Быстрый, певучий, окающий говорок капитана странно не шел к его романтической внешности.
— Н-да, — сказал лоцман, скрипя штурвалом. — Жадничество, конечно, оно вредит.
— Я же говорю, Ермилин, — возьми он десять кулей — леший ему в толы, и кончено. Матрос-от, что бирки рвал, шустрый был, что говорить, кукарекни жулик, да зарвался. Тачки бегут, а хлебник, хозяин, — у сходен смотрит. Конечно, подождать бы, а матрос и вдави бирку в куль, да свои из руки рассыпал, нагнулся дать и растянулся под тачку. «Сто!» — хлебник кричит, подошел, — бирка-то, в куль неподавленная, торчит. — Что такое?.. Воровать?! Давай кули считать! Полезли в трюм, бирки посчитали — четырнадцать кулей свистнули!..
— Н-да! — сказал лоцман, щуря глаза на темноту. — Жадничество-то, оно из кармана норовит…
Капитан потоптался; резкий ночной ветер слал холод и скуку, и, казалось, от скуки вздрагивал маленький пароход, бивший маленькими колесами черную воду разлива. Невидимые редкие льдины шуршали, задевая обшивку судна; вдали мелькнул крошечный огонек, вильнул и поплыл навстречу, разгораясь все ярче, как на ветру уголь.
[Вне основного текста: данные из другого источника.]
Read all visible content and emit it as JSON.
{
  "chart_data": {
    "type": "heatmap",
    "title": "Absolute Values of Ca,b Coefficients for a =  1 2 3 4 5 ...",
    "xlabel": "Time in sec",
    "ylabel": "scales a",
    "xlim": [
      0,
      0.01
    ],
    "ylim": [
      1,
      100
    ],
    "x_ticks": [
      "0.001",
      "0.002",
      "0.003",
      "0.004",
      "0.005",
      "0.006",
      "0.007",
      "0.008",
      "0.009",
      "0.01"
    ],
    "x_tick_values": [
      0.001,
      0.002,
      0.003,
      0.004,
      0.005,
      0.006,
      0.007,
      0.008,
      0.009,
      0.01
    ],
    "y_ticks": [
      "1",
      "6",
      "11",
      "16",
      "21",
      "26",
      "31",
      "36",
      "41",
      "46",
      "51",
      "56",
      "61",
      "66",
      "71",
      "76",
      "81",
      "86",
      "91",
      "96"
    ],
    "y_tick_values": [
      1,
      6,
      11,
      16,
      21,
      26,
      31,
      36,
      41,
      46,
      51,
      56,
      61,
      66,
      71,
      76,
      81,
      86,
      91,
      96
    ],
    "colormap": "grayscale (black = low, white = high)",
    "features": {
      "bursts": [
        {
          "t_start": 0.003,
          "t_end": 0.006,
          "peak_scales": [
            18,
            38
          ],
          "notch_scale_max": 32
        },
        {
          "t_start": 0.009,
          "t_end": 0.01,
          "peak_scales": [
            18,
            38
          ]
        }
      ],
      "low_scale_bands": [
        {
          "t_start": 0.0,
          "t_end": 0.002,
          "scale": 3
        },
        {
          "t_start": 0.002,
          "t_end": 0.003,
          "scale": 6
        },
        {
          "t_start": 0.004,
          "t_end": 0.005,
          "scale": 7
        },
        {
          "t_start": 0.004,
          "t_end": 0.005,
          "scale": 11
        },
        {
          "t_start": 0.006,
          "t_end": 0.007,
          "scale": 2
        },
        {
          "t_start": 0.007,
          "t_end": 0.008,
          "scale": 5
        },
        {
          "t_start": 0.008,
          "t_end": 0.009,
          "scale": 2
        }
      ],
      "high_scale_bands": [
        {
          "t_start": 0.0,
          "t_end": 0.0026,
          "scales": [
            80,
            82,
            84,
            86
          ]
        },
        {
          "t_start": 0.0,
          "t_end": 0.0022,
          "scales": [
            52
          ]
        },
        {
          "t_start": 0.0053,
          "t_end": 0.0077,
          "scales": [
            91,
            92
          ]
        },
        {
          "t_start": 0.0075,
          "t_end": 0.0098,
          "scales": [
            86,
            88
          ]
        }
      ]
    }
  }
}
— Тырышкинцы, — сказал капитан.
— Пошто тырышкинцы? — возразил лоцман. — Тырышкин пароходы еще в затоне держит. Энто казанские.
Капитан взял рупор. Встречные огни парохода двигались слева и совсем близко, судя по ясно различаемым, освещенным фонарем, белым доскам площадки.
— Кто таки-и-и?.. — закричал капитан в рупор, я странный, отраженный медью трубы голос его заухал далеким береговым эхом.
— Ты-ры… ы-ы… — гулко пролетел сдавленный возглас.
Капитан пососал усы и, снова приставив рупор, крикнул из всех сил:
— У ты-рыш-ки… на лок-тя-а-х… кафтан… про-дра-ал-ся-а-а… — Повернувшись ухом к врагу, он с нетерпением ждал ответа, улыбаясь неожиданному развлечению.
— Сам ду-у-ра-ак!.. — крикнули с парохода.
Капитан, поужинав холодной телятиной с огурцами, лег спать. Немного погодя сменился и лоцман, но спать ему не хотелось; напившись в лоцманской чаю, он вышел на палубу, тыкаясь среди сонных, распростертых у машинного кожуха, мужицких тел, задумчиво послонялся у кухни, где повар, ворча и проклиная буфетчика, устраивал себе ложе на остывшей плите, затем подошел к машине, облокотился о ящики с гвоздями — груз, следовавший в Нолинск, и тяжело засопел, разглядывая в тысяча первый раз отполированные, крутящиеся кривошипы.